Let's go back to the Daniel Weintraub piece. Nancy Pelosi of California seems to be the primary obstacle with getting this bill passed. Here's Weintraub:
Pelosi could have been the grown-up on this issue, drawing on her own state's experience to show that globalization, just like technology, has made our economy more dynamic and robust, and, over the long term, healthier. Instead, she is playing to the worst impulses of her party and pandering to those who believe that economic nationalism is the road to prosperity. The best argument for free trade is a moral one: The government ought not use discriminatory tariffs to discourage two parties from buying and selling goods that otherwise would be legal. It shouldn't matter whether the trade is between a Californian and a Kansan or a Californian and a Colombian.
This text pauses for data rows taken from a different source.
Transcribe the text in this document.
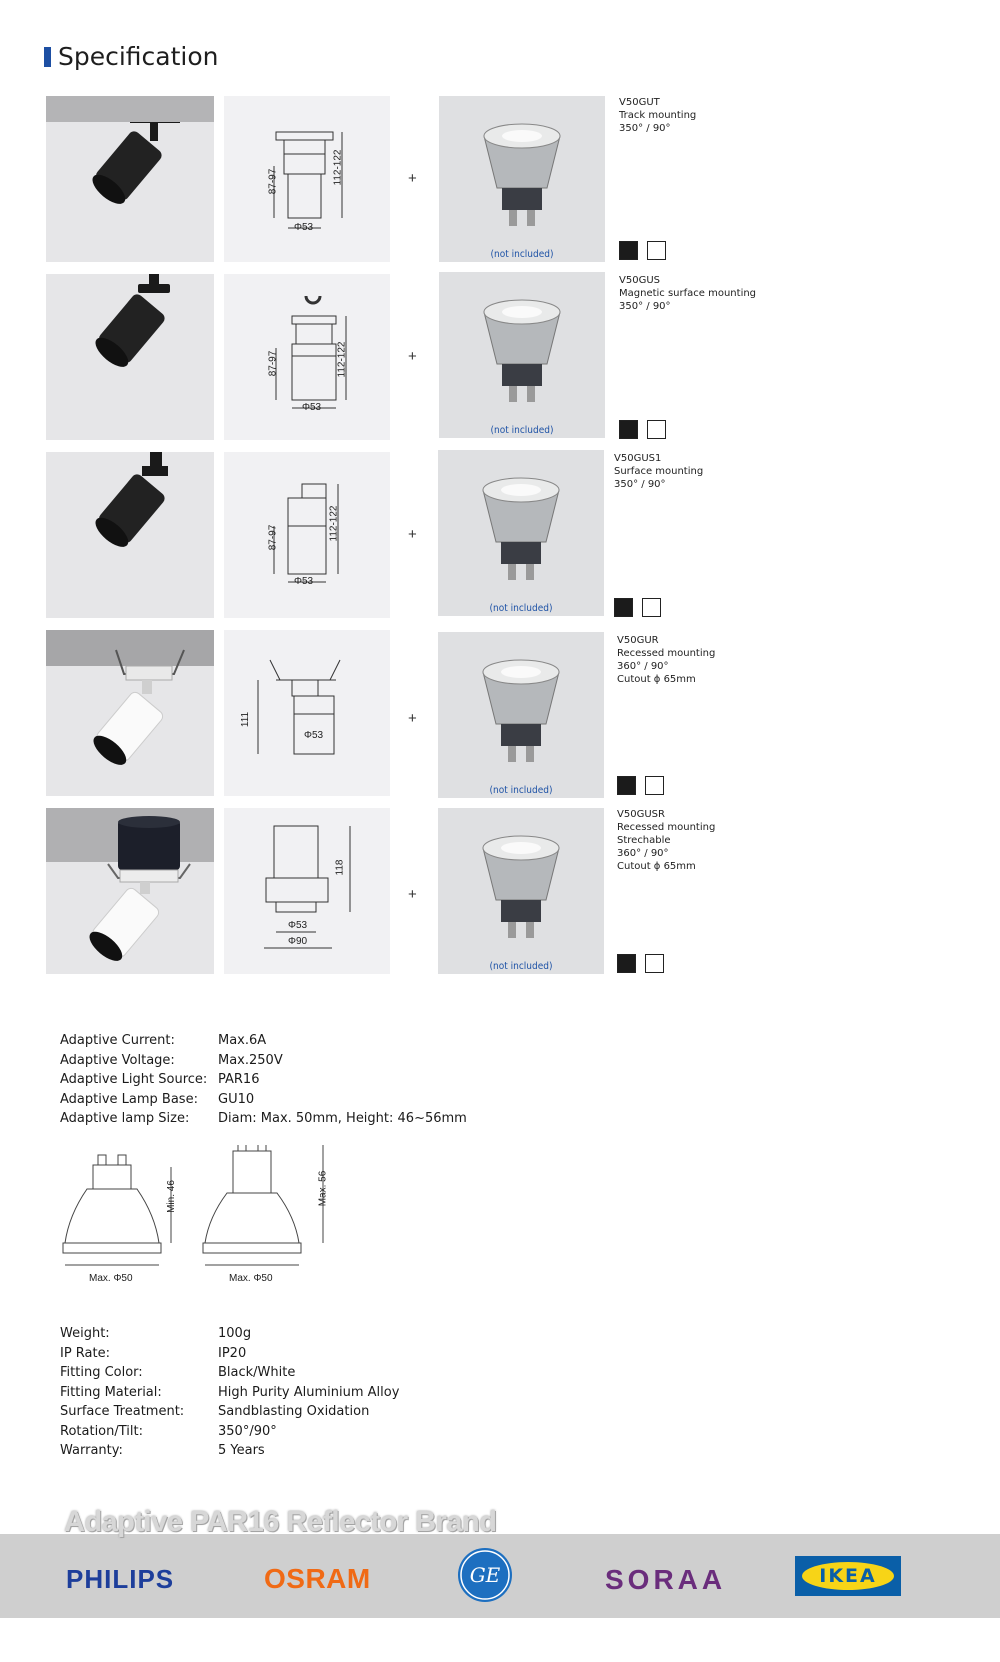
Specification
87-97	112-122
Φ53
+
(not included)
V50GUT
Track mounting
350° / 90°
87-97	112-122
Φ53
+
(not included)
V50GUS
Magnetic surface mounting
350° / 90°
87-97	112-122
Φ53
+
(not included)
V50GUS1
Surface mounting
350° / 90°
111
Φ53
+
(not included)
V50GUR
Recessed mounting
360° / 90°
Cutout ϕ 65mm
118
Φ53
Φ90
+
(not included)
V50GUSR
Recessed mounting
Strechable
360° / 90°
Cutout ϕ 65mm
Adaptive Current:	Max.6A
Adaptive Voltage:	Max.250V
Adaptive Light Source: PAR16
Adaptive Lamp Base: GU10
Adaptive lamp Size: Diam: Max. 50mm, Height: 46~56mm
Min. 46	Max. 56
Max. Φ50	Max. Φ50
Weight:	100g
IP Rate:	IP20
Fitting Color:	Black/White
Fitting Material:	High Purity Aluminium Alloy
Surface Treatment:	Sandblasting Oxidation
Rotation/Tilt:	350°/90°
Warranty:	5 Years
Adaptive PAR16 Reflector Brand
PHILIPS	OSRAM	GE	SORAA	IKEA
It's a matter of free will.

So here's the problem..... Hillary's advisors have made plenty of money, taking Colombian cash for access to Congress. Bill has made money on the deal. The Friends Of Bill have made money on the agreement. Has no one thought to buy off Nancy Pelsosi? Or do the Democrats want to leave it out there, thinking the electorate is dense enough to condemn McCain for supporting it? Do the Republicans want to leave it out there, thinking that Obama's waffling on trade issues will hurt him in November?

The Colombians are moving heaven and earth in order to be partners with us, giving their citizens access to markets that doesn't involve the drug trade, and they've long been one of our allies in the region.

Why hasn't someone thought to pay Nancy Pelosi to get out of the way?